Two ports of R moderndive’s ggplot helpers, both dual-engine. A parallel-slopes model — one common slope with a separate intercept per group:

from moderndive import gg_parallel_slopes, gg_categorical_model

evals = md.load_evals()
gg_parallel_slopes(evals, response="score", explanatory="age", by="gender")  # plotly

../_images/0ffc2b69d5db1519a915b9481e98ecb7d2cc9ccaa12a5b0098c2761098e977ed.png

The same plot via the plotnine engine:

gg_parallel_slopes(evals, response="score", explanatory="age", by="gender", engine="plotnine")

../_images/3ec3ea82f0ce2fca4c9d5d5f33306bf847f1f60e7bc8a9ee305d09f6d2f4d10e.png

A regression with a single categorical predictor (geom_categorical_model() is an alias of gg_categorical_model()):

gg_categorical_model(evals, response="score", explanatory="rank")

../_images/e1033ced41fd633d891010cfbeb7e94f3e5963b40c701f09b10335574af609c3.png

For the plotnine engine you can also drop the parallel-slopes lines onto your own ggplot with geom_parallel_slopes().

Inference for regression coefficients¶

fit() runs the regression on every bootstrap/permutation replicate, giving a distribution per coefficient.

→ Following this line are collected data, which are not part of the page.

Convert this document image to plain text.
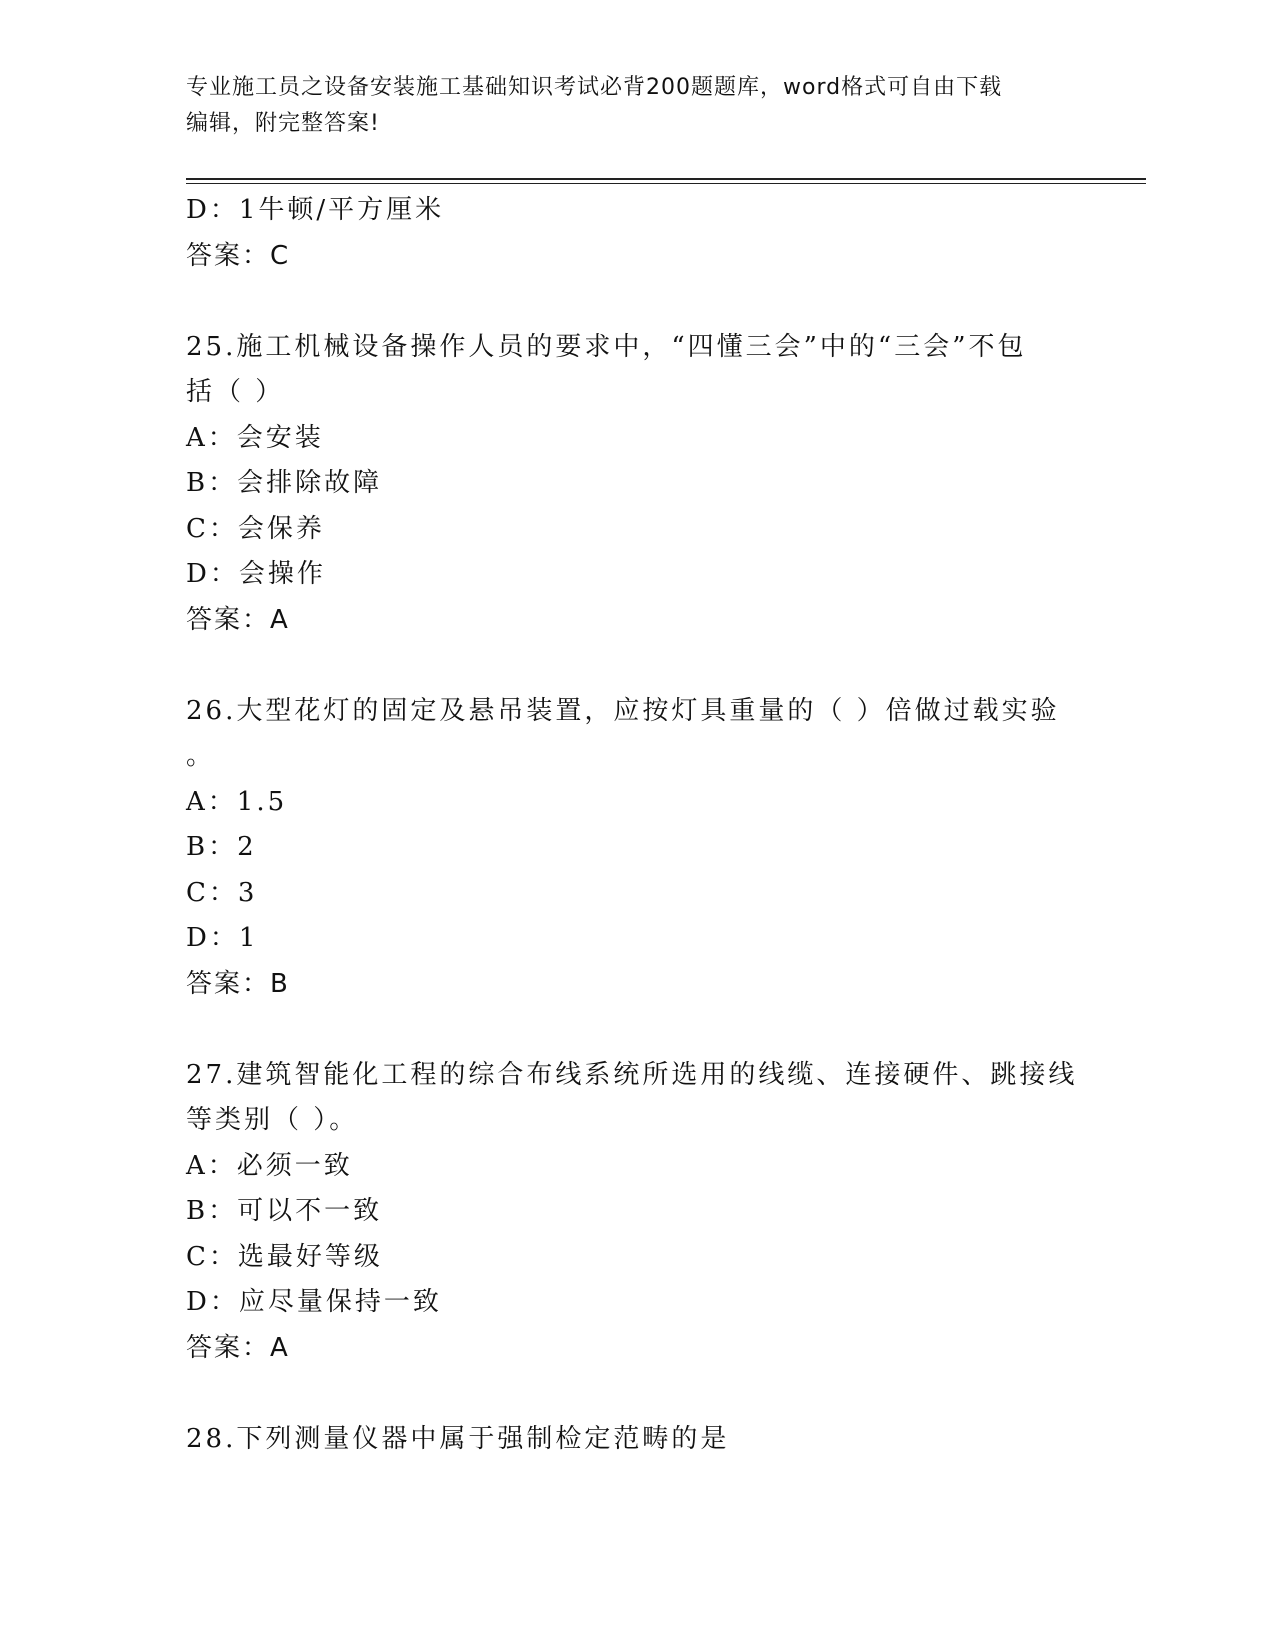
专业施工员之设备安装施工基础知识考试必背200题题库，word格式可自由下载
编辑，附完整答案!
D：1牛顿/平方厘米
答案：C
25.施工机械设备操作人员的要求中，“四懂三会”中的“三会”不包
括（ ）
A：会安装
B：会排除故障
C：会保养
D：会操作
答案：A
26.大型花灯的固定及悬吊装置，应按灯具重量的（ ）倍做过载实验
。
A：1.5
B：2
C：3
D：1
答案：B
27.建筑智能化工程的综合布线系统所选用的线缆、连接硬件、跳接线
等类别（ ）。
A：必须一致
B：可以不一致
C：选最好等级
D：应尽量保持一致
答案：A
28.下列测量仪器中属于强制检定范畴的是
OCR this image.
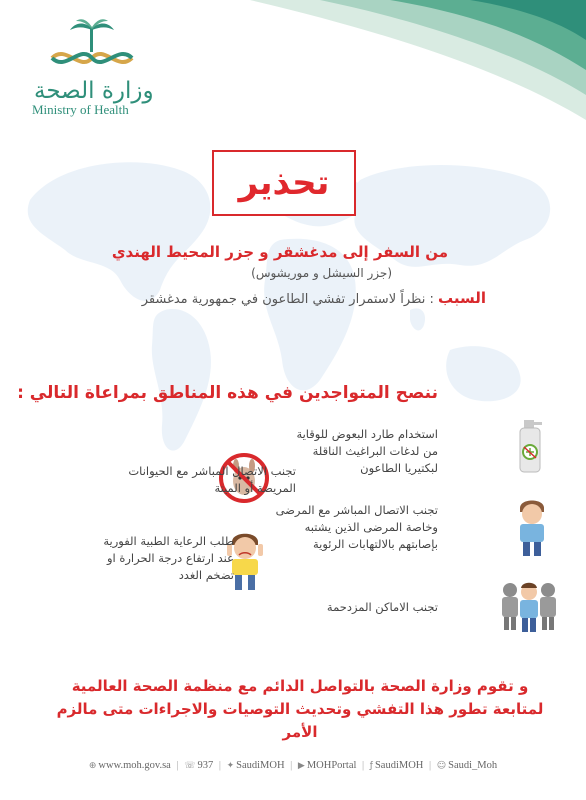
وزارة الصحة
Ministry of Health
تحذير
من السفر إلى مدغشقر و جزر المحيط الهندي
(جزر السيشل و موريشوس)
السبب : نظراً لاستمرار تفشي الطاعون في جمهورية مدغشقر
ننصح المتواجدين في هذه المناطق بمراعاة التالي :
استخدام طارد البعوض للوقاية من لدغات البراغيث الناقلة لبكتيريا الطاعون
تجنب الاتصال المباشر مع الحيوانات المريضة أو الميتة
تجنب الاتصال المباشر مع المرضى وخاصة المرضى الذين يشتبه بإصابتهم بالالتهابات الرئوية
طلب الرعاية الطبية الفورية عند ارتفاع درجة الحرارة او تضخم الغدد
تجنب الاماكن المزدحمة
و تقوم وزارة الصحة بالتواصل الدائم مع منظمة الصحة العالمية
لمتابعة تطور هذا التفشي وتحديث التوصيات والاجراءات متى مالزم الأمر
⊕ www.moh.gov.sa | ☏ 937 | ✦ SaudiMOH | ▶ MOHPortal | ƒ SaudiMOH | ☺ Saudi_Moh
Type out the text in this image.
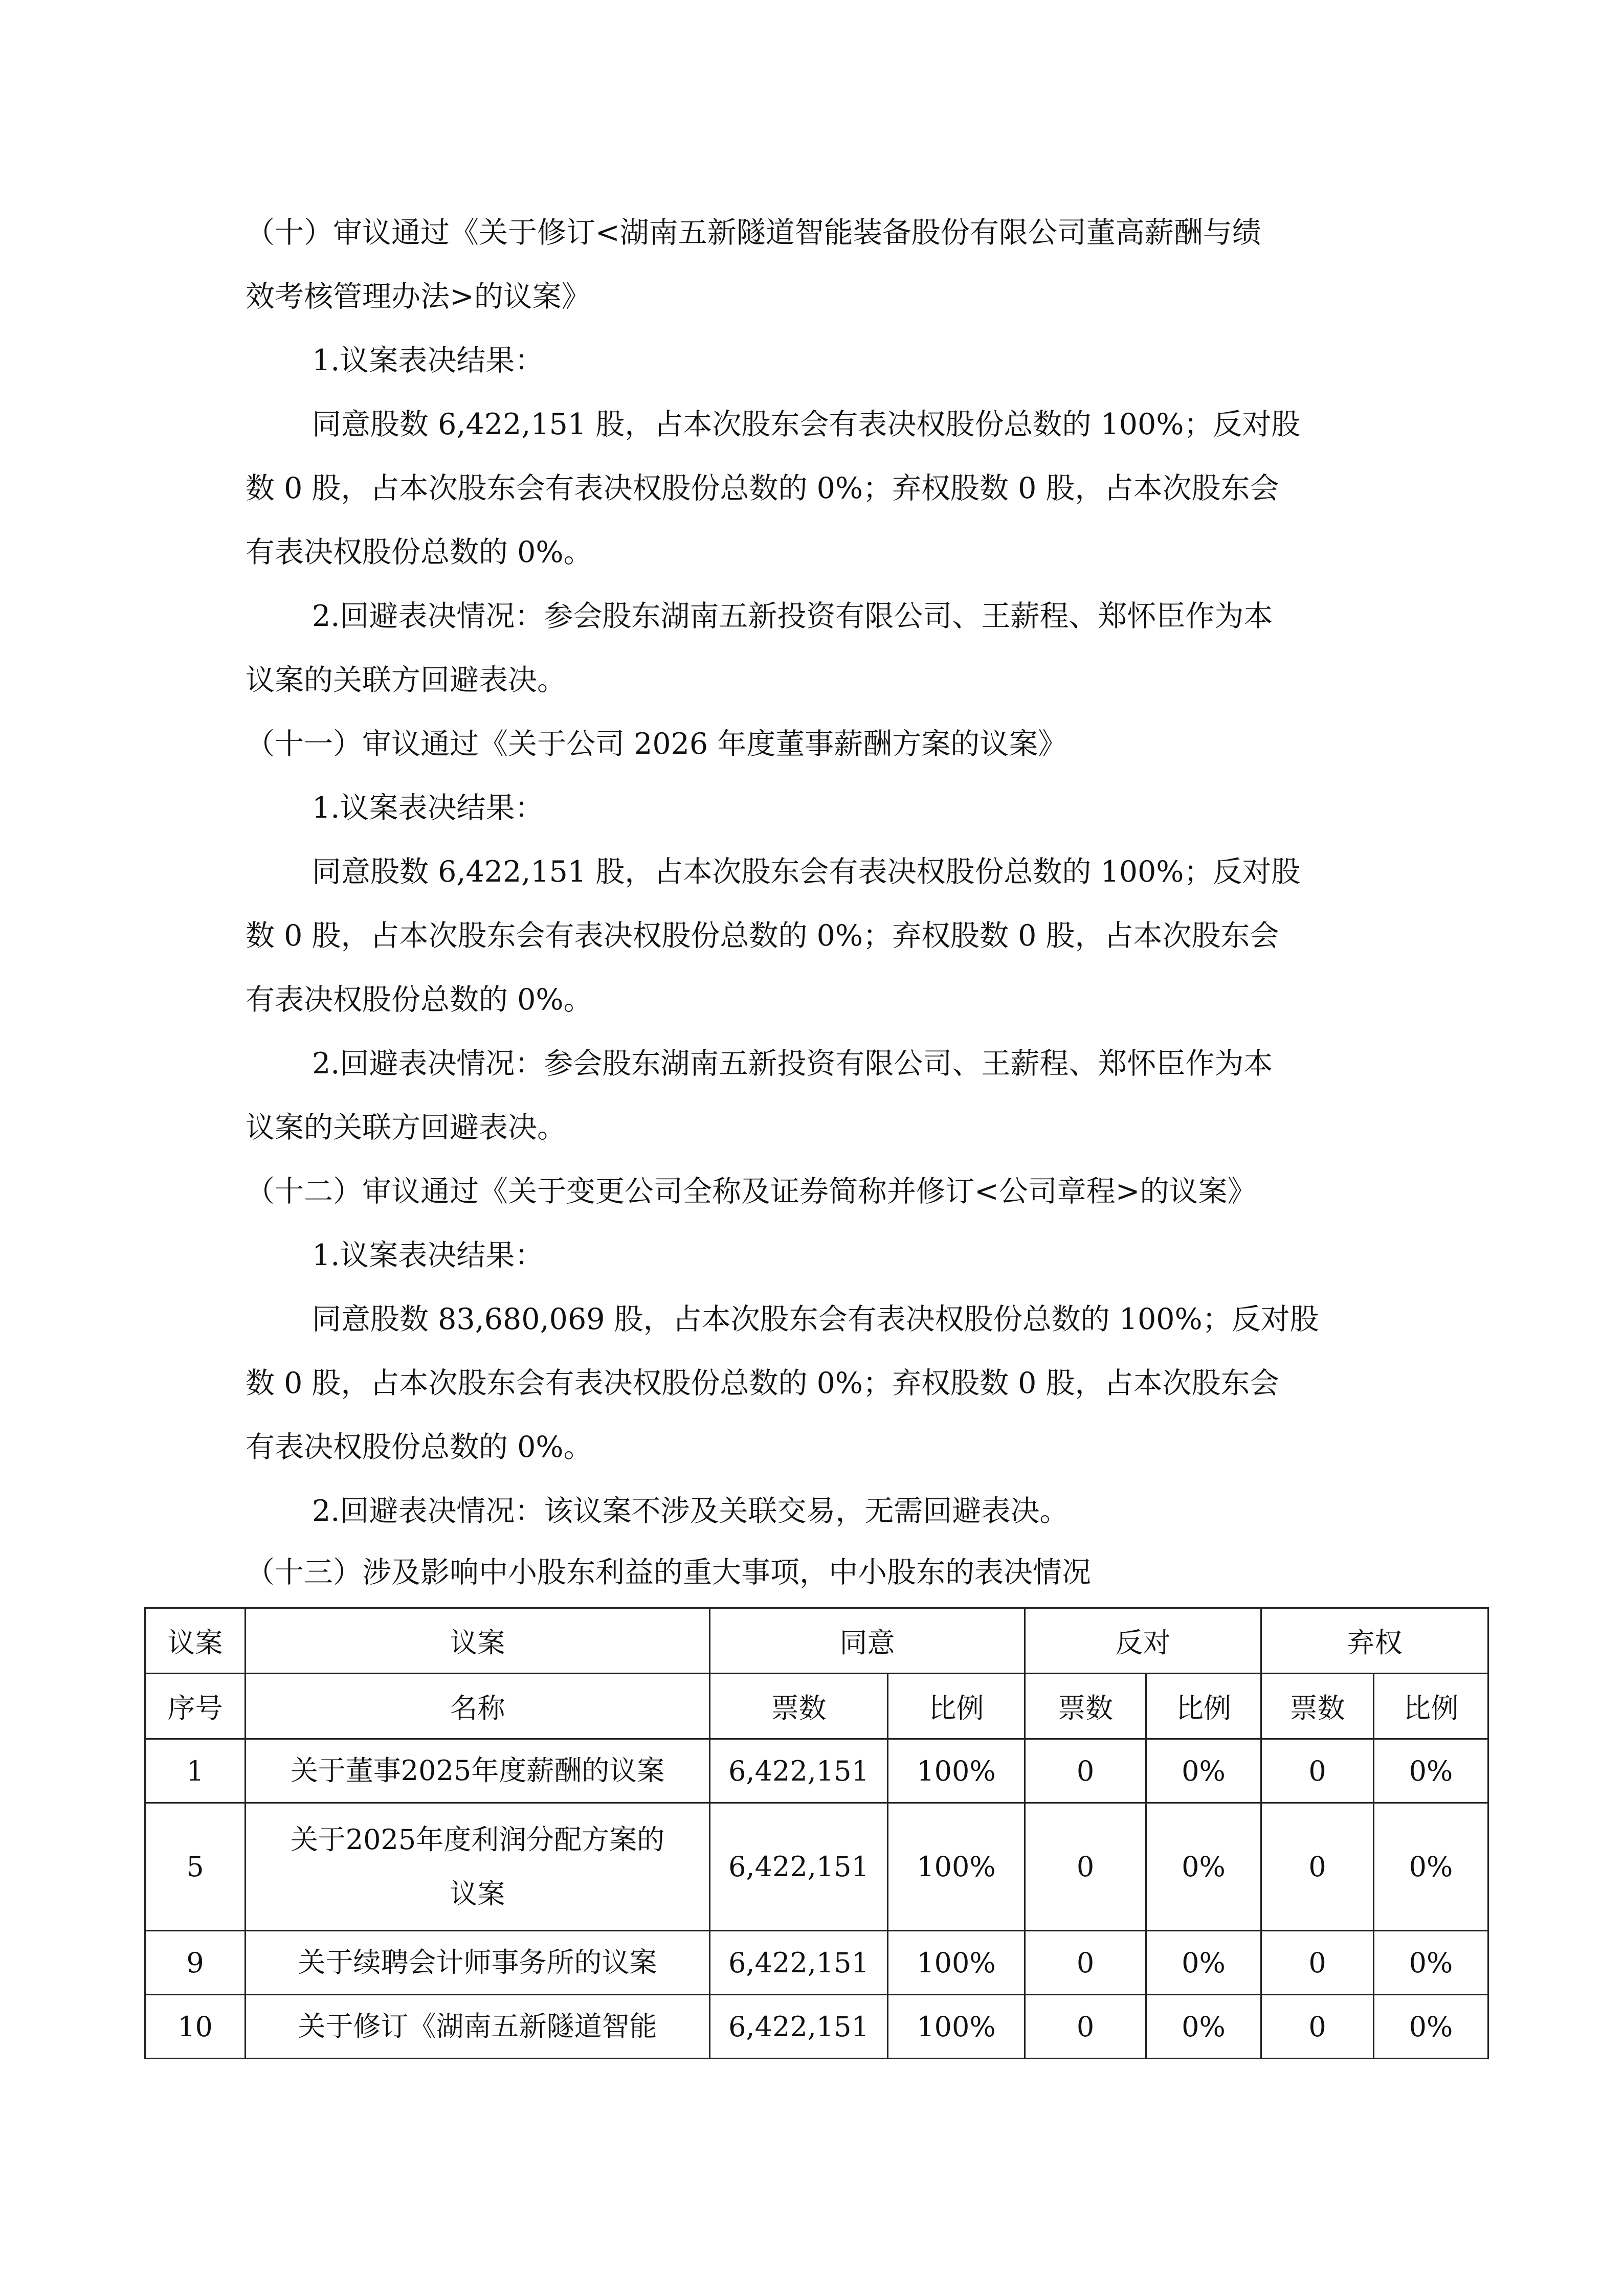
（十）审议通过《关于修订<湖南五新隧道智能装备股份有限公司董高薪酬与绩
效考核管理办法>的议案》
1.议案表决结果：
同意股数 6,422,151 股，占本次股东会有表决权股份总数的 100%；反对股
数 0 股，占本次股东会有表决权股份总数的 0%；弃权股数 0 股，占本次股东会
有表决权股份总数的 0%。
2.回避表决情况：参会股东湖南五新投资有限公司、王薪程、郑怀臣作为本
议案的关联方回避表决。
（十一）审议通过《关于公司 2026 年度董事薪酬方案的议案》
1.议案表决结果：
同意股数 6,422,151 股，占本次股东会有表决权股份总数的 100%；反对股
数 0 股，占本次股东会有表决权股份总数的 0%；弃权股数 0 股，占本次股东会
有表决权股份总数的 0%。
2.回避表决情况：参会股东湖南五新投资有限公司、王薪程、郑怀臣作为本
议案的关联方回避表决。
（十二）审议通过《关于变更公司全称及证券简称并修订<公司章程>的议案》
1.议案表决结果：
同意股数 83,680,069 股，占本次股东会有表决权股份总数的 100%；反对股
数 0 股，占本次股东会有表决权股份总数的 0%；弃权股数 0 股，占本次股东会
有表决权股份总数的 0%。
2.回避表决情况：该议案不涉及关联交易，无需回避表决。
（十三）涉及影响中小股东利益的重大事项，中小股东的表决情况
议案	议案	同意		反对		弃权	
序号	名称	票数	比例	票数	比例	票数	比例
1	关于董事2025年度薪酬的议案	6,422,151	100%	0	0%	0	0%
5	关于2025年度利润分配方案的
议案	6,422,151	100%	0	0%	0	0%
9	关于续聘会计师事务所的议案	6,422,151	100%	0	0%	0	0%
10	关于修订《湖南五新隧道智能	6,422,151	100%	0	0%	0	0%
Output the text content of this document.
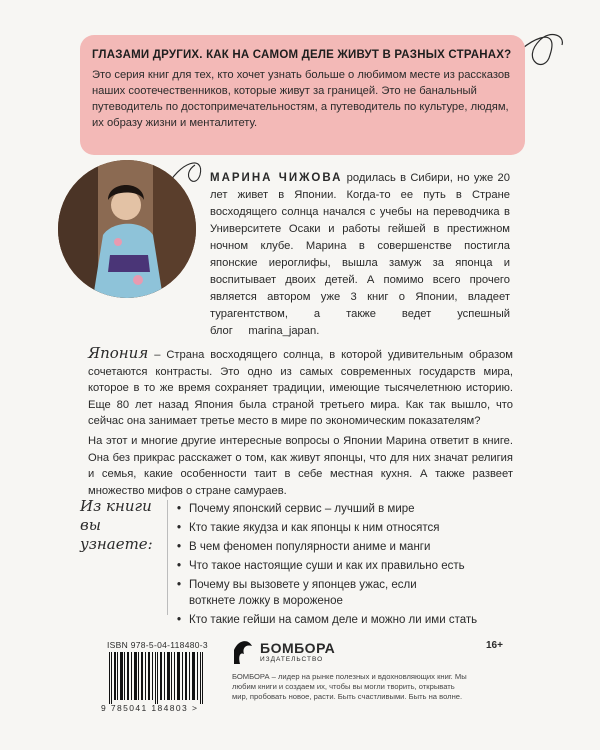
ГЛАЗАМИ ДРУГИХ. КАК НА САМОМ ДЕЛЕ ЖИВУТ В РАЗНЫХ СТРАНАХ?
Это серия книг для тех, кто хочет узнать больше о любимом месте из рассказов наших соотечественников, которые живут за границей. Это не банальный путеводитель по достопримечательностям, а путеводитель по культуре, людям, их образу жизни и менталитету.
МАРИНА ЧИЖОВА родилась в Сибири, но уже 20 лет живет в Японии. Когда-то ее путь в Стране восходящего солнца начался с учебы на переводчика в Университете Осаки и работы гейшей в престижном ночном клубе. Марина в совершенстве постигла японские иероглифы, вышла замуж за японца и воспитывает двоих детей. А помимо всего прочего является автором уже 3 книг о Японии, владеет турагентством, а также ведет успешный блог marina_japan.
Япония – Страна восходящего солнца, в которой удивительным образом сочетаются контрасты. Это одно из самых современных государств мира, которое в то же время сохраняет традиции, имеющие тысячелетнюю историю. Еще 80 лет назад Япония была страной третьего мира. Как так вышло, что сейчас она занимает третье место в мире по экономическим показателям?
На этот и многие другие интересные вопросы о Японии Марина ответит в книге. Она без прикрас расскажет о том, как живут японцы, что для них значат религия и семья, какие особенности таит в себе местная кухня. А также развеет множество мифов о стране самураев.
Из книги вы узнаете:
• Почему японский сервис – лучший в мире
• Кто такие якудза и как японцы к ним относятся
• В чем феномен популярности аниме и манги
• Что такое настоящие суши и как их правильно есть
• Почему вы вызовете у японцев ужас, если воткнете ложку в мороженое
• Кто такие гейши на самом деле и можно ли ими стать
ISBN 978-5-04-118480-3
9 785041 184803 >
БОМБОРА
ИЗДАТЕЛЬСТВО
БОМБОРА – лидер на рынке полезных и вдохновляющих книг. Мы любим книги и создаем их, чтобы вы могли творить, открывать мир, пробовать новое, расти. Быть счастливыми. Быть на волне.
16+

Pair it with visualize_fit and per-facet shading:

from moderndive import specify
from moderndive.infer.viz import visualize_fit
from moderndive import shade_confidence_interval, shade_p_value

f = "price ~ living_area + bedrooms"
obs_fit = houses.specify(formula=f).fit()

# Bootstrap distribution of each coefficient → per-term CIs
boot_fit = houses.specify(formula=f).generate(reps=1000, type="bootstrap", seed=1).fit()
boot_fit.get_confidence_interval(level=0.95)          # one row per term
visualize_fit(boot_fit) + shade_confidence_interval(boot_fit.get_confidence_interval())

# Null distribution → per-term p-values, each facet shaded at its own estimate
null_fit = (
    houses.specify(formula=f).hypothesize(null="independence")
    .generate(reps=1000, type="permute", seed=1).fit()
)
null_fit.get_p_value(obs_stat=obs_fit, direction="two-sided")
visualize_fit(null_fit) + shade_p_value(obs_stat=obs_fit, direction="two-sided")

../_images/f6e10c78431076a6963b4233f89f655005a3abddb04acc3c212872af6e2f6c4c.png

Per-facet shading works in both engines: shade_p_value / shade_confidence_interval accept the observed FitResult or a term-keyed table, and each facet is shaded from its own value.